In 1866, 280 acres including the present-day River Farm were sold to three men known as “The Syndicate.” A writer from The Washington Sunday Star visited the estate in 1904 and referred to it as “this broken and pathetic house.” The Wellington property was subsequently purchased in 1912 by Miss Theresa Thompson, a member of a prominent local family that owned and operated Thompson’s Dairy, a business concern active in the area until the 1960s. Miss Thompson made changes and improvements at Wellington, but it was Malcolm Matheson, who bought the property in 1919, who transformed it into the charming early-20th century country estate it is today. The evocative 18th century-style paneling in the ground floor rooms, the welcoming foyer, and the light-filled ballroom were all part of Mr. Matheson’s reconstruction of the house. Out-of-doors he cleared acres of honeysuckle, briar, and blackberry to plant boxwood, magnolia, wisteria, and other ornamentals to create a serene park-like setting for his family.
Wellington faced one more upheaval. In 1971, Mr. Matheson decided to sell his home, and the Soviet Embassy offered to buy the property for use as a retreat or dacha for its staff. In the lingering Cold War, many people, locally and across the country, objected to the thought of George Washington’s farm becoming the possession of the Soviet Union. As a result, Congress and the Department of State asked Mr. Matheson to withdraw the property from the market.

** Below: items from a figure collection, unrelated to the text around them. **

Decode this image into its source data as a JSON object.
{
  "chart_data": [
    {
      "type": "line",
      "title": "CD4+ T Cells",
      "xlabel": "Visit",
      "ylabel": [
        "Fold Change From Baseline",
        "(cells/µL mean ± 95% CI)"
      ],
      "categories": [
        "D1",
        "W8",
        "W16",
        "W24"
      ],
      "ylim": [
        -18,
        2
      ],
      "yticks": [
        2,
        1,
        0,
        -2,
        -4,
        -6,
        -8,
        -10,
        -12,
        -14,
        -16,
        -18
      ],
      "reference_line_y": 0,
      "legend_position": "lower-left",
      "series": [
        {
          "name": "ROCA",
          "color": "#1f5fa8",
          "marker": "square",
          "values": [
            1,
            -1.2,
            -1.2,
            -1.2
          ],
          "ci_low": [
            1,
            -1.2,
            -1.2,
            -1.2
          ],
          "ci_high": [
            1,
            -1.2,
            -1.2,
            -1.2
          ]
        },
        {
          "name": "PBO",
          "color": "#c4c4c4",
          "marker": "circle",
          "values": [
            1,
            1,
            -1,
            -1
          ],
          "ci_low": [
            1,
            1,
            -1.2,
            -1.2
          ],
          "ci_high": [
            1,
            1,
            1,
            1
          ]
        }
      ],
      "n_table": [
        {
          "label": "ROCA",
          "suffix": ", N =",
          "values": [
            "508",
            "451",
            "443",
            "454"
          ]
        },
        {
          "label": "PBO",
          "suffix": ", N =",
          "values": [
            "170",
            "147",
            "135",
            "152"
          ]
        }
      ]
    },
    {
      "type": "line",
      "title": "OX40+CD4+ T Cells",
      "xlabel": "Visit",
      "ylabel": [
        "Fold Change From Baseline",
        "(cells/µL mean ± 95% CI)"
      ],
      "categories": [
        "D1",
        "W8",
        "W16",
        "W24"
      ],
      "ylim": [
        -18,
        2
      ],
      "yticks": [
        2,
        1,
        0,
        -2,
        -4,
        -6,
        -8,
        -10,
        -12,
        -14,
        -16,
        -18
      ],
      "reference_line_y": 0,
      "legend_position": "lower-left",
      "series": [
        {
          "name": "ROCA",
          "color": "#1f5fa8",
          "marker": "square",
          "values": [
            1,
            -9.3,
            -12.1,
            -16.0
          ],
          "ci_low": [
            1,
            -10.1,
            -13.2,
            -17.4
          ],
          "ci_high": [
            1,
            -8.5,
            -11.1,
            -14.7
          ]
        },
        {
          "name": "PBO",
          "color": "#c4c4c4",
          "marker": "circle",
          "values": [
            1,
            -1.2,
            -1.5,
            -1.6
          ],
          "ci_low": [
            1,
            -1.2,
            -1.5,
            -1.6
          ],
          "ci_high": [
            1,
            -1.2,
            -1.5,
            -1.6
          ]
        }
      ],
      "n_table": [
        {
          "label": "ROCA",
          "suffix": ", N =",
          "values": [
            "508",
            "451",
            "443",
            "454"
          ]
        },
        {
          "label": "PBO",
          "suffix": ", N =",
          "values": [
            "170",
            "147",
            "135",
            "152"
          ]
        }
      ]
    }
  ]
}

Among those concerned by the potential sale was Enid Annenberg Haupt, philanthropist, gardener, and member of the Board of Directors of the American Horticultural Society. Through her exceeding generosity, the Society was able to purchase the 27 acres then comprising the Wellington estate, agreeing to keep the property open for the enjoyment of the American people. In honor of George Washington, one of our nation’s first great gardeners and horticulturists, the property was again named River Farm. In 1973, AHS moved its headquarters from the city of Alexandria to River Farm. First Lady Patricia Nixon joined Mrs. Haupt at the dedication of the property and together planted a ceremonial dogwood tree in the garden.